On September 11, bereaved family members will mark the 10th anniversary of the cataclysmic terrorist attacks on American cities. They will gather around the pools of remembrance at the newly opened memorial, where the names of the 2,982 known victims who died on the day and in the earlier bombing of 1993 are engraved on parapets of bronze. President Obama and his predecessor, George W Bush will be on hand.
Two official inquiries have investigated the who, the how, and the why of 9/11. A decade on, however, many questions remain. Osama bin Laden and his terrorist cohort plotted and executed the operation, but did they act alone? Only days after the onslaught, President Bush's defence secretary, Donald Rumsfeld, said the terrorists "live and work and function and are fostered and encouraged, if not just tolerated, by a series of countries… I know a lot… It's a sensitive matter."

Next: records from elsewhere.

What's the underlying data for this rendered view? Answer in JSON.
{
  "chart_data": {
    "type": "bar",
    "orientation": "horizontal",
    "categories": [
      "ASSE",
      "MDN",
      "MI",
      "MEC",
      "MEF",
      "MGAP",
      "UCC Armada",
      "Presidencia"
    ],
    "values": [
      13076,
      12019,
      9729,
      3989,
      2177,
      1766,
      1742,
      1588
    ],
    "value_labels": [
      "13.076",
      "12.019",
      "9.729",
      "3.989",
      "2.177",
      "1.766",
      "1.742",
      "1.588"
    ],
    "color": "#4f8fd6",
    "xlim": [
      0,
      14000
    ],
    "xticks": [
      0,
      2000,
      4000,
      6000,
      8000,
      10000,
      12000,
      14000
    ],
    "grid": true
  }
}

In the months that followed, President Bush and Vice President Cheney – especially Cheney – insinuated publicly that Iraq had been involved in 9/11. Polls showed that by 2003, when the US invaded Iraq, millions of Americans had come to believe that was the case. The US 9/11 Commission, however, would conclude that Iraq had nothing to do with the attacks.
Rumsfeld's other suspects after 9/11 had included Libya, Sudan and Iran, all countries associated with terrorism. No evidence was to emerge pointing to Libya or Sudan, though bin Laden was long based in Khartoum. Iran is another story.
The Iran connection is spelled out in a document filed by American attorneys working on a civil action known as the Havlish case. Fiona Havlish is the widow of an insurance consultant working for AON, the reinsurance giant, who died on 9/11 at the World Trade Center. She and six other bereaved relatives – including the widow of one of the airliners' pilots – joined Iran to a suit brought against bin Laden and al-Qaeda.